23 Octobre 2019

La chasse aux pannes est lancée

Un cheveu sur l’objectif d’une caméra ou un matériau qui laisse s’échapper des molécules quand il chauffe, et c’est potentiellement un instrument spatial qui ne peut plus remplir sa mission. Alors pour éviter cela, des experts, comme ceux de l’agence spatiale française, sont présents de la conception du satellite à son lancement, pour expertiser, tester, puis nettoyer toutes les pièces qui le composent. Et intervenir en cas de problème.

Prévenir les couacs

Pas question de faire redescendre un satellite de son orbite pour changer une pièce ou réparer une panne ! Alors dans le milieu spatial, on s’assure de la fiabilité et de la robustesse de tous les éléments des engins qui seront envoyés dans l’espace. Au CNES, à Toulouse, c’est le rôle des experts du Service Laboratoires et Expertise.

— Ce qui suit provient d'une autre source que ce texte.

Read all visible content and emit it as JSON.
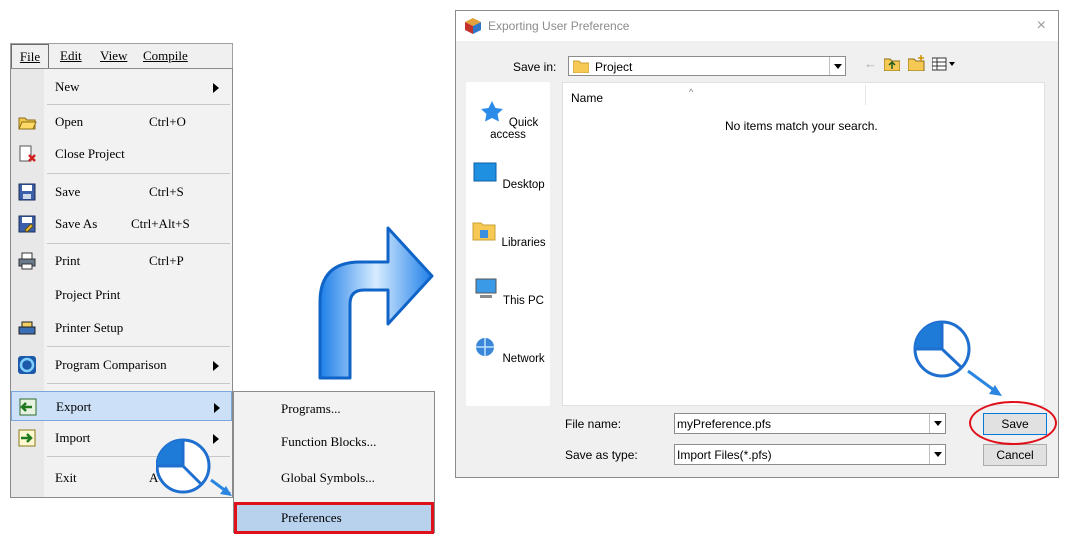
{
  "menubar": {
    "file": "File",
    "edit": "Edit",
    "view": "View",
    "compile": "Compile"
  },
  "file_menu": {
    "new": "New",
    "open": "Open",
    "open_sc": "Ctrl+O",
    "close_project": "Close Project",
    "save": "Save",
    "save_sc": "Ctrl+S",
    "save_as": "Save As",
    "save_as_sc": "Ctrl+Alt+S",
    "print": "Print",
    "print_sc": "Ctrl+P",
    "project_print": "Project Print",
    "printer_setup": "Printer Setup",
    "program_comparison": "Program Comparison",
    "export": "Export",
    "import": "Import",
    "exit": "Exit",
    "exit_sc": "A"
  },
  "export_submenu": {
    "programs": "Programs...",
    "function_blocks": "Function Blocks...",
    "global_symbols": "Global Symbols...",
    "preferences": "Preferences"
  },
  "dialog": {
    "title": "Exporting User Preference",
    "close": "×",
    "save_in_label": "Save in:",
    "save_in_value": "Project",
    "column_name": "Name",
    "empty_message": "No items match your search.",
    "places": [
      "Quick access",
      "Desktop",
      "Libraries",
      "This PC",
      "Network"
    ],
    "file_name_label": "File name:",
    "file_name_value": "myPreference.pfs",
    "save_as_type_label": "Save as type:",
    "save_as_type_value": "Import Files(*.pfs)",
    "save_button": "Save",
    "cancel_button": "Cancel"
  },
  "colors": {
    "highlight": "#cce0f7",
    "accent_red": "#e0101a",
    "arrow_blue": "#1e90ff",
    "pie_blue": "#1e7bd8"
  }
}
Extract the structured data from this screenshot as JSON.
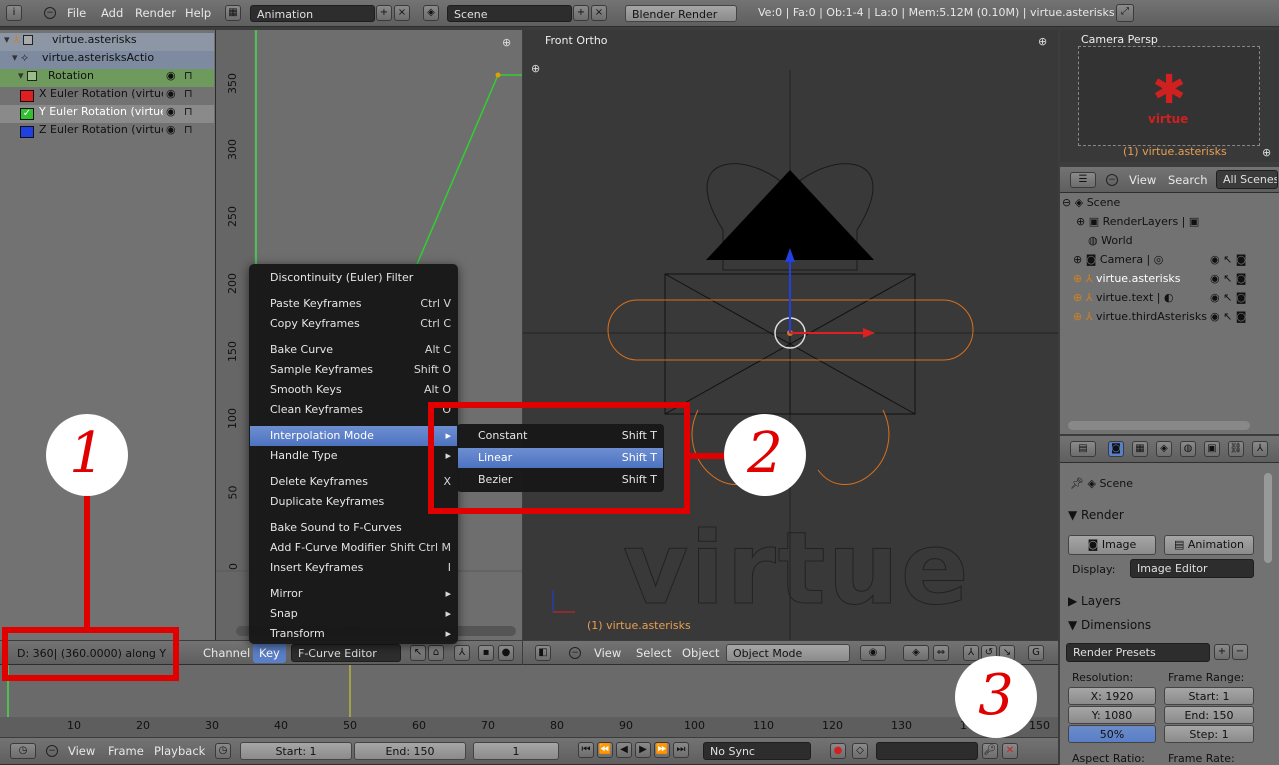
{
  "info_header": {
    "menus": [
      "File",
      "Add",
      "Render",
      "Help"
    ],
    "screen_layout": "Animation",
    "scene": "Scene",
    "render_engine": "Blender Render",
    "stats": "Ve:0 | Fa:0 | Ob:1-4 | La:0 | Mem:5.12M (0.10M) | virtue.asterisks"
  },
  "channels": [
    {
      "label": "virtue.asterisks"
    },
    {
      "label": "virtue.asterisksActio"
    },
    {
      "label": "Rotation"
    },
    {
      "label": "X Euler Rotation (virtue.a"
    },
    {
      "label": "Y Euler Rotation (virtue.a"
    },
    {
      "label": "Z Euler Rotation (virtue.a"
    }
  ],
  "graph": {
    "y_ticks": [
      "350",
      "300",
      "250",
      "200",
      "150",
      "100",
      "50",
      "0"
    ],
    "x_tick_visible": "20",
    "status_text": "D: 360| (360.0000) along Y"
  },
  "graph_header": {
    "menus": [
      "Channel",
      "Key"
    ],
    "mode": "F-Curve Editor"
  },
  "key_menu": {
    "items": [
      {
        "label": "Discontinuity (Euler) Filter",
        "shortcut": ""
      },
      {
        "label": "Paste Keyframes",
        "shortcut": "Ctrl V"
      },
      {
        "label": "Copy Keyframes",
        "shortcut": "Ctrl C"
      },
      {
        "label": "Bake Curve",
        "shortcut": "Alt C"
      },
      {
        "label": "Sample Keyframes",
        "shortcut": "Shift O"
      },
      {
        "label": "Smooth Keys",
        "shortcut": "Alt O"
      },
      {
        "label": "Clean Keyframes",
        "shortcut": "O"
      },
      {
        "label": "Interpolation Mode",
        "shortcut": ""
      },
      {
        "label": "Handle Type",
        "shortcut": ""
      },
      {
        "label": "Delete Keyframes",
        "shortcut": "X"
      },
      {
        "label": "Duplicate Keyframes",
        "shortcut": ""
      },
      {
        "label": "Bake Sound to F-Curves",
        "shortcut": ""
      },
      {
        "label": "Add F-Curve Modifier",
        "shortcut": "Shift Ctrl M"
      },
      {
        "label": "Insert Keyframes",
        "shortcut": "I"
      },
      {
        "label": "Mirror",
        "shortcut": ""
      },
      {
        "label": "Snap",
        "shortcut": ""
      },
      {
        "label": "Transform",
        "shortcut": ""
      }
    ]
  },
  "interpolation_submenu": {
    "items": [
      {
        "label": "Constant",
        "shortcut": "Shift T"
      },
      {
        "label": "Linear",
        "shortcut": "Shift T"
      },
      {
        "label": "Bezier",
        "shortcut": "Shift T"
      }
    ]
  },
  "view3d": {
    "view_label": "Front Ortho",
    "object_label": "(1) virtue.asterisks",
    "text_object": "virtue",
    "menus": [
      "View",
      "Select",
      "Object"
    ],
    "mode": "Object Mode"
  },
  "camera_view": {
    "view_label": "Camera Persp",
    "object_label": "(1) virtue.asterisks",
    "logo_text": "virtue"
  },
  "outliner": {
    "menus": [
      "View",
      "Search"
    ],
    "display_mode": "All Scenes",
    "items": [
      {
        "label": "Scene"
      },
      {
        "label": "RenderLayers"
      },
      {
        "label": "World"
      },
      {
        "label": "Camera"
      },
      {
        "label": "virtue.asterisks"
      },
      {
        "label": "virtue.text"
      },
      {
        "label": "virtue.thirdAsterisks"
      }
    ]
  },
  "properties": {
    "scene": "Scene",
    "render_panel": "Render",
    "image_button": "Image",
    "animation_button": "Animation",
    "display_label": "Display:",
    "display_value": "Image Editor",
    "layers_panel": "Layers",
    "dimensions_panel": "Dimensions",
    "render_presets": "Render Presets",
    "resolution_label": "Resolution:",
    "frame_range_label": "Frame Range:",
    "res_x": "X: 1920",
    "res_y": "Y: 1080",
    "res_pct": "50%",
    "start": "Start: 1",
    "end": "End: 150",
    "step": "Step: 1",
    "aspect_label": "Aspect Ratio:",
    "frame_rate_label": "Frame Rate:"
  },
  "timeline": {
    "ticks": [
      "10",
      "20",
      "30",
      "40",
      "50",
      "60",
      "70",
      "80",
      "90",
      "100",
      "110",
      "120",
      "130",
      "140",
      "150"
    ],
    "menus": [
      "View",
      "Frame",
      "Playback"
    ],
    "start": "Start: 1",
    "end": "End: 150",
    "current": "1",
    "sync": "No Sync"
  },
  "annotations": [
    "1",
    "2",
    "3"
  ],
  "colors": {
    "red_annotation": "#e00000",
    "menu_highlight": "#5a7fc8",
    "curve_green": "#30d030",
    "selection_orange": "#d7701e"
  }
}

Rendre spatialisables tous les éléments d’un satellite

Que ce soit une diode ou un circuit électronique, tous les éléments qui vont être intégrés à un satellite doivent être spatialisables, c’est-à-dire pouvoir résister à de nombreuses contraintes : écarts de températures, vibrations lors du décollage de la fusée, radiations… Toutes ces pièces doivent être robustes et fiables. Il n’est pas possible d’aller à 800 km dans l’espace pour refaire une soudure ! Il leur faut donc passer un maximum de tests, en laboratoire.
D’autant qu’aujourd’hui la plupart des composants d’un satellite sont achetés dans le commerce « grand public ». L’automobile ou la téléphonie mobile par exemple sont des secteurs innovants, dont profite en effet l’industrie spatiale.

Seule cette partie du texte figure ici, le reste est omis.